Aufgrund philologischer und archäologischer Forschungen erscheint es heute als sehr wahrscheinlich, dass die schriftlichen Fassungen der beiden Epen im 8. Jahrhundert v.Chr. entstanden sind. In diese Zeit passen die Schilderungen von Lebensweise und sozialen Verhältnissen der Homerischen Helden. Im Epos selbst jedoch wird häufig darauf hingewiesen, dass es von einer früheren Zeit handelt. Realitätsgehalt gewann die Geschichte des Trojanischen Krieges, von der die Ilias erzählt, durch die Ausgrabungen von Heinrich Schliemann im 19. Jahrhundert. Spätere Ausgrabungen haben dies bestätigt und lassen uns heute den Krieg um Troja in die Zeit um 1200 v.Chr. datieren.
Da Homer lange vor der Zeit lebte, in der die Griechen ein individuelles menschliches Angesicht gestalteten, ist sein Aussehen auch in der Antike unbekannt gewesen. Obwohl im Altertum wohl jedes Schulkind Verse von Homer auswendig lernen musste und sicherlich an vielen Orten Homer-Bildnisse aufgestellt waren, hat sich nur eine kleine Bronzebüste erhalten, die mit seinem Namen beschriftet ist. Dabei handelt es sich jedoch um eine Arbeit aus römischer Zeit. Dass wir dennoch unter den vielen erhaltenen antiken Köpfen die von Homer identifizieren können, verdanken wir vor allem dem Hinweis antiker Schriftsteller, der Dichter sei blind gewesen. „Die Vorstellung von der Blindheit Homers ist sicher nicht ein individueller biographischer Zug, sondern geht von der auch in den alten Kulturen des Orients verbreiteten Ansicht aus, daß durch Blindheit dem Dichter und Sänger eine besondere Begabung der Erinnerung und eine von allem Äußeren nicht ablenkbare innere Schau und tiefstes Wissen zuteil werde“ (Wünsche 1999, S. 12). Die griechische Kunst des 5. Jahrhunderts v.Chr. hat versucht, die Blindheit eines Menschen durch geschlossene Augenlider anzuzeigen – so wie bei dem Porträtkopf aus der Münchner Glyptothek.
Wie alle griechischen Porträts gehörte auch der Münchner Kopf ursprünglich zu einer Statue. Wie sie ausssah, ist uns unbekannt. Die aufrechte Kopfhaltung lässt eher auf eine Standfigur als auf eine Sitzstatue schließen; der damaligen Greisenikonographie entsprechend, müsste sie sich auf einen Stab gestützt oder dieses Attribut der Greise und besonders der Blinden in der Hand gehalten haben.
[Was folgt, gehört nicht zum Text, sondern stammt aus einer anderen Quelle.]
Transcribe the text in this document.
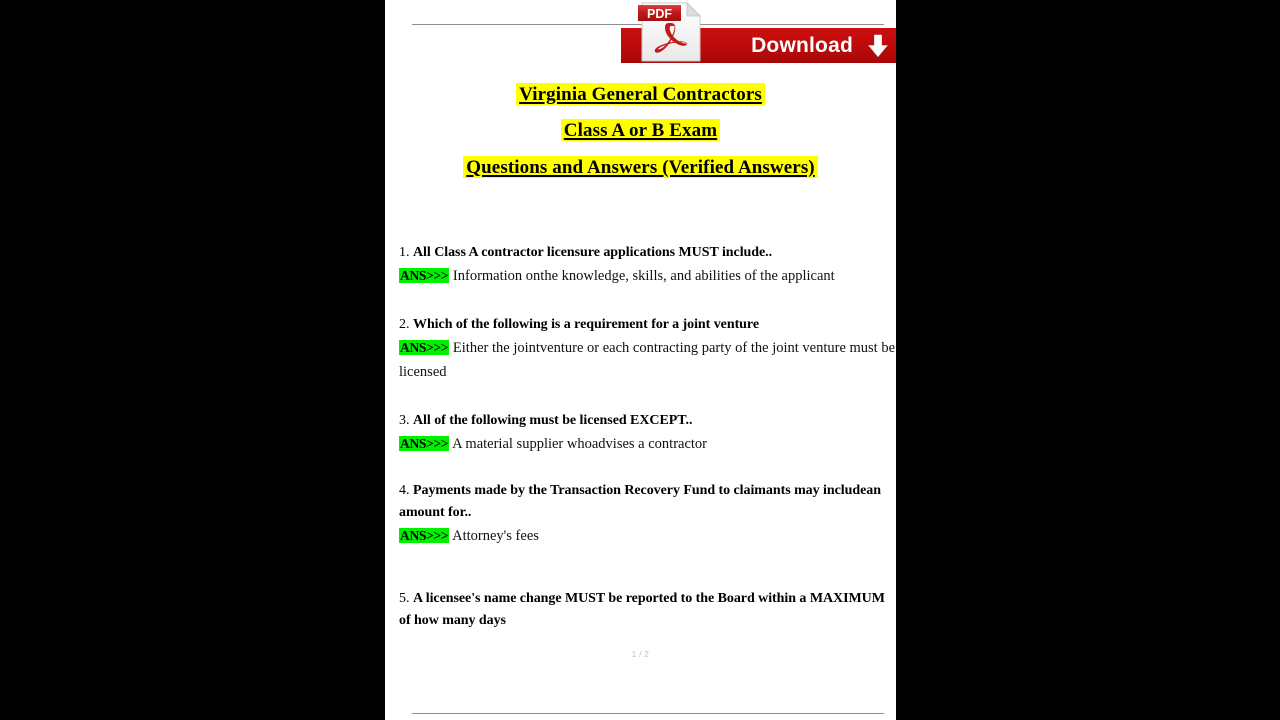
Download
PDF
Virginia General Contractors
Class A or B Exam
Questions and Answers (Verified Answers)

1. All Class A contractor licensure applications MUST include..

ANS>>> Information onthe knowledge, skills, and abilities of the applicant

2. Which of the following is a requirement for a joint venture

ANS>>> Either the jointventure or each contracting party of the joint venture must be licensed

3. All of the following must be licensed EXCEPT..

ANS>>> A material supplier whoadvises a contractor

4. Payments made by the Transaction Recovery Fund to claimants may includean amount for..

ANS>>> Attorney's fees

5. A licensee's name change MUST be reported to the Board within a MAXIMUM of how many days

1 / 2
Vergleicht man Haar- und Bartbildung mit anderen griechischen Werken, dann könnte die Originalstatue um 460 v.Chr. entstanden sein; wahrscheinlich war sie in Bronze gearbeitet. 
Der unbekannte Künstler hat Homer nicht als einen von körperlichem Verfall gezeichneten Greis, sondern als würdigen alten Mann dargestellt. Zwar zeigt das Gesicht typische Altersmerkmale wie steil abfallende Brauen, vorspringende Backenknochen, Furchen und Falten, andere jedoch wie eingefallene Wangen, welkes Fleisch und tiefe Augenhöhlen sind nur zurückhaltend angegeben. Vor allem das volle Haupthaar ist kein Hinweis auf ein hohes Alter: Dichte, lange Strähnen, die von einer Binde gehalten werden, bedecken den Kopf. Über Ohren und Nacken kräuselt sich das herabfallende Haar in dichten Locken. Die Stirn bleibt frei, indem die in das Gesicht fallenden, langen Strähnen aufgenommen und über der Stirnmitte zu einem kleinen Knoten gebunden werden. Sorgsam gepflegt ist der mächtige Bart.
Ähnlich wie die bedeutungsvoll geschlossenen Augen sind wahrscheinlich auch die Stirnfalten nicht einfach als realistisches Detail für Alter gemeint. Durch ihre streng parallele Führung wirken sie zeichenhaft und „sollen wohl das unendliche Erinnerungsvermögen des Dichters andeuten“ (Zanker 1995, S. 24). Homer wirkt wie fernab von dieser Welt, als würde er nichts Äußeres wahrnehmen. „Den leicht geöffneten Mund mit der vollen Unterlippe könnte man sogar so deuten, als würde Homer in tiefer Versunkenheit seine eigenen Verse memorieren“ (Wünsche 1999, S. 14). Dichtkunst wird in diesem Bildnis als Gabe der Götter, als eine Art Sehertum und Schau verstanden.
1972 vor der Küste von Riace von einem Hobbytaucher entdeckt; zwei griechische Bronze-
figuren aus der Mitte des 5. Jahrhunderts v.Chr. (für die Großansicht einfach anklicken)
Es erstaunt, dass eine Gesellschaft, die Körperkraft und Jugend so verherrlicht hat wie die Griechen des 6. und 5. Jahrhunderts v.Chr., die höchste geistige Autorität in der Gestalt eines Greises darstellt. Man muss sich vor Augen halten, dass ein solches Homer-Bildnis in einem Heiligtum neben Götter- und Heroenstatuen wie den Bronzen von Riace gestanden haben könnte. „Der grenzenlosen Verehrung der Jugend und Kraft im Bild des Athleten und Kriegers wurde die mit körperlicher Hinfälligkeit verbundene Weisheit  des Alters entgegengesetzt“ (Zanker 1995, S. 27/28). In der Vorstellung der Griechen waren alle großen Intellektuellen alt: Es gibt in ihrer Kunst kein Bildnis eines wirklich jugendlichen Dichters und schon gar nicht eines Philosophen.

Literaturhinweise
Susan Walker: Griechische und römische Porträts. Philipp Reclam jun. Stuttgart 1999;
Raimund Wünsche: Das Bildnis des Homer. In: Bernard Andreae, Odysseus. Mythos und Erinnerung. Verlag Philipp von Zabern, Mainz 1999, S. 10-15;
Paul Zanker: Die Maske des Sokrates. Das Bild des Intellektuellen in der antiken Kunst. Verlag C.H. Beck, München 1995, S. 21-29.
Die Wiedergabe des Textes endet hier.